Muhammad Yunus
Selasa, 21 Oktober 2025 | 13:35 WIB
DR Baharuddin, dosen Fakultas Kehutanan Unhas dengan fokus penelitian pada produk hutan non-kayu [Suara.com/Unhas]
Baca 10 detik
  • Mengembangkan hasil hutan bukan kayu melalui inovasi budidaya jamur tiram
  • Dosen Fakultas Kehutanan dengan fokus penelitian pada produk hutan non-kayu
  • Jamur tiram memiliki nilai gizi yang baik dan sangat potensial dikembangkan sebagai pangan sehat

SuaraSulsel.id - Fakultas Kehutanan Universitas Hasanuddin (Unhas) mengembangkan hasil hutan bukan kayu melalui inovasi budidaya jamur tiram yang dilakukan di Kampung Rimba, kawasan Fakultas Kehutanan, Kampus Tamalanrea.

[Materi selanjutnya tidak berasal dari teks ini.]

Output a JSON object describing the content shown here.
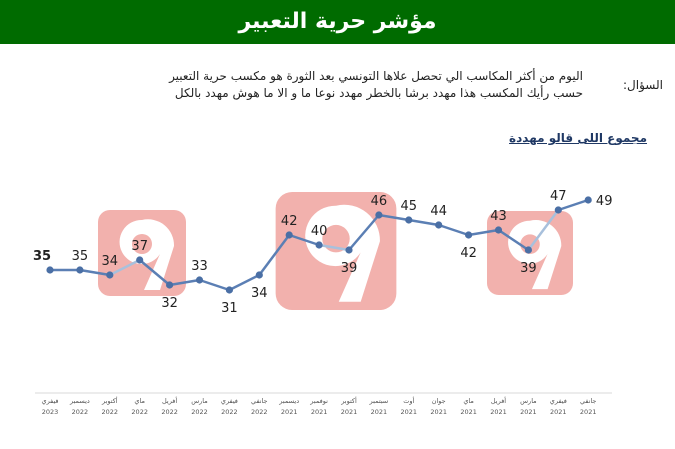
{
  "header": {
    "title": "مؤشر حرية التعبير"
  },
  "question": {
    "label": "السؤال:",
    "line1": "اليوم من أكثر المكاسب الي تحصل علاها التونسي بعد الثورة هو مكسب حرية التعبير",
    "line2": "حسب رأيك المكسب هذا مهدد برشا بالخطر مهدد نوعا ما و الا ما هوش مهدد بالكل"
  },
  "chart_data": {
    "type": "line",
    "title": "مجموع اللى قالو مهددة",
    "categories": [
      [
        "فيفري",
        "2023"
      ],
      [
        "ديسمبر",
        "2022"
      ],
      [
        "أكتوبر",
        "2022"
      ],
      [
        "ماي",
        "2022"
      ],
      [
        "أفريل",
        "2022"
      ],
      [
        "مارس",
        "2022"
      ],
      [
        "فيفري",
        "2022"
      ],
      [
        "جانفي",
        "2022"
      ],
      [
        "ديسمبر",
        "2021"
      ],
      [
        "نوفمبر",
        "2021"
      ],
      [
        "أكتوبر",
        "2021"
      ],
      [
        "سبتمبر",
        "2021"
      ],
      [
        "أوت",
        "2021"
      ],
      [
        "جوان",
        "2021"
      ],
      [
        "ماي",
        "2021"
      ],
      [
        "أفريل",
        "2021"
      ],
      [
        "مارس",
        "2021"
      ],
      [
        "فيفري",
        "2021"
      ],
      [
        "جانفي",
        "2021"
      ]
    ],
    "values": [
      35,
      35,
      34,
      37,
      32,
      33,
      31,
      34,
      42,
      40,
      39,
      46,
      45,
      44,
      42,
      43,
      39,
      47,
      49
    ],
    "ylim": [
      25,
      55
    ],
    "highlighted_first_label": true,
    "colors": {
      "line": "#5b7fb4",
      "marker": "#4a6fa5",
      "highlight_segment": "#a8c0dc",
      "label": "#222222"
    }
  },
  "watermark": {
    "icon": "logo-9-icon"
  }
}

Budidaya ini dipimpin oleh DR Ir Baharuddin, dosen Fakultas Kehutanan dengan fokus penelitian pada produk hutan non-kayu.

Ditemui pada Selasa (21/10/2025), Baharuddin menjelaskan bahwa budidaya jamur tiram ini memanfaatkan limbah kayu yang bernilai ekonomi dan ramah lingkungan.

“Kami memanfaatkan serbuk kayu sebagai bahan utama. Serbuk tersebut dimasukkan ke dalam baglog sebagai media tumbuh jamur. Kegiatan ini awalnya bertujuan sebagai bahan penelitian,” jelas Bahar.

Ada enam mahasiswa yang terlibat dalam penelitian budidaya jamur tiram ini.

Selain dari Unhas juga terdapat mahasiswa dari universitas lain.

Menurut Bahar, jamur tiram memiliki nilai gizi yang baik dan sangat potensial dikembangkan sebagai pangan sehat.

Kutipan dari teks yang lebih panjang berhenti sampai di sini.